De la memoria, esa incansable
A la mente le disgustan los nubarrones. Son peores las ráfagas de sensaciones siniestras que después de estremecernos con una “muerte chiquita” (como decíamos de niños al salir de la piscina), nos ponen los ojos pelones frente a la memoria que se activa de golpe. El desfile de olvidos que creíamos refundidos nos para los pelos de punta: algún déjà vu en tercera dimensión, una que otra figura ingrata, el gesto iracundo del que gritaba, imágenes fugaces, un acoso sexual que nos dejó temblando, días comprimidos en instantes, versos alejados de su origen, prosas que se pegan, afectos en cenizas, el tracataca industrial que me atormentaba día y noche cuando vivía en Berkeley…
Los recuerdos gratos nos hacen sonreír, como el alborear y la aurora. Pero, a diferencia de lo mal que funciona para los pueblos y en la historia, la memoria personal puede ser tremenda. Lo confirmó Freud al comprobar que su intervención merodeaba en muchos padecimientos. ¡Y vaya que se deleita arrojando recuerdos durante el confinamiento! A solas, nada la perturba y se expresa en libertad. No me extraña que en lugares públicos aturrullen a la gente con ruido sobre ruido disfrazado con melopeas y canciones horrorosas. No vaya a ser que a Mnemosine se le ocurra distraernos con una libre asociación. Por el hervor del crecimiento y a diferencia de los jóvenes de la Antigüedad que memorizaban como esponjas para espabilarse y aguzar sus atributos, ahora los adolescentes se atarantan con altos decibeles.
El otro extremo también es sugestivo porque cuando el silencio está en su nivel más recio se desatan los demonios. A ratos se deja venir la tristeza tal vez porque tenemos recuerdos como humos negros: hay que liberarlos para evitar una explosión. Y a la par de su tarea recóndita, hay un terco impulso por recobrar reminiscencias. Se siente mucha ansiedad al explorar lo extinto o feo, en especial cuando, atizada por el furor del insomnio, la noche se gasta removiendo la cabeza poblada con fantasmas. La recompensa al practicar la arqueología mental es el asombro. Al atinar siquiera con un rasgo de tantos mundos desaparecidos lo revisamos como tesoro, lo repasamos y, sin dejar de examinarlo, le inventamos una historia. Con razón decía Paz que desvelar el pasado es la profecía del revés. Si adivinar el atrás indica quiénes somos, de dónde venimos y por qué estamos donde estamos, hurgar hacia delante, como ha pretendido el hombre de todos los tiempos, equivale a anticiparse a la memoria por venir. Es como si “al recordar” lo que vendrá remodeláramos la guía de lo que ha sido. Sea de ida, de regreso o en el cruce de ambas direcciones, lo cierto es que la identidad se finca en la memoria y que sin ella la vida se va, se adelgaza, se pierde y al final se vacía de sí misma.
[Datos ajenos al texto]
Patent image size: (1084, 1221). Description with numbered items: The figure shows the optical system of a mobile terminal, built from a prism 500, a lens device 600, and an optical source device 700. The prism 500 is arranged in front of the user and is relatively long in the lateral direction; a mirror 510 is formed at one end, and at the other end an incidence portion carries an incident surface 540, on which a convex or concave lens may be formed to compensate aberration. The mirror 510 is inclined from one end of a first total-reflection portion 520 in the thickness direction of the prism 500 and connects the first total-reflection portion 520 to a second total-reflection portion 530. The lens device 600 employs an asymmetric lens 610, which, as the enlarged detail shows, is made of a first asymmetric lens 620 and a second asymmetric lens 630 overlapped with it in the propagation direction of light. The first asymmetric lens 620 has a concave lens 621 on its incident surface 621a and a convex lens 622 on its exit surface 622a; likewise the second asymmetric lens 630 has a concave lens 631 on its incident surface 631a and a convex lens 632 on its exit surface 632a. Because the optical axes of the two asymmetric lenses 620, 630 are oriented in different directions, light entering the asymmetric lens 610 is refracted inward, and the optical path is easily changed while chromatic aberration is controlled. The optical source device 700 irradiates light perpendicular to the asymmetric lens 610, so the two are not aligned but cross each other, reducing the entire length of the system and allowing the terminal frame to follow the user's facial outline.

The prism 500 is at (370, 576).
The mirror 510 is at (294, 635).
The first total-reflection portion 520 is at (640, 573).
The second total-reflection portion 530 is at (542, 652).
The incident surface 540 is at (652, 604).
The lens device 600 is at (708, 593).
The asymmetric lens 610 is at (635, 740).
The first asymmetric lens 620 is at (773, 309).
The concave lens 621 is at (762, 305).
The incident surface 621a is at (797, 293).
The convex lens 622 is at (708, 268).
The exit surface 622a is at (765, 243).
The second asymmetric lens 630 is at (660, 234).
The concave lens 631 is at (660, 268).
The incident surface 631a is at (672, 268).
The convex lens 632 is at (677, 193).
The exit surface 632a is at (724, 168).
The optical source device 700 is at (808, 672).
Se habla de prodigios y de hazañas. Y claro que los hay; pero el gran portento para mi está en la memoria con sus chapuzas, con sus trampas selectivas y su población de sombras, subterfugios y revelaciones. La memoria nos mantiene vivos. Es el motor que bien aceitado enriquece el lenguaje, ajusta el cerebro y pone todo en circulación, como si fuera un milagro. Cuando falla y se degrada, en cambio, deja a las personas en un estado que nadie, todavía, atina a comprender: sin habla ni palabras, sumidos en sabe cuáles honduras, donde ya no se percibe a los demás, donde las emociones se desvanecen, los relojes dan lo mismo, los deseos y la identidad desaparecen. La desmemoria es lo más temido. Enfermar de ausencias es el anticipo de la muerte. Alzheimer le pusieron al cerebro en off; sin embargo, los pueblos no temen la ignorancia ni el olvido,
Durante estos meses aciagos he comprobado que en vez de recordar y prevenir, hace tiempo elegimos la violencia ciega y la muerte subsecuente. Muy pocos advertimos que no había nada peor en un país que descender a niveles infrahumanos por no atender el llamado de Mnemosine y aprender del pasado. Sabíamos que los criminales mataban y las autoridades volteaban para otro lado. Se publicaba que por miles se sumaban cadáveres de torturados y humillados; sin embargo, la rutina continuaba como si la normalidad fuera de matar y dejar que Dios, el diablo, nuevos violadores u otro cártel se encargara de impartir justicia “a su manera”. Hay algo espeso en estos depósitos unidos a capricho y que sin ser oídos, inscritos o evocados escriben el relato decisivo. La memoria es la autora de la historia, de cada historia y la de todos.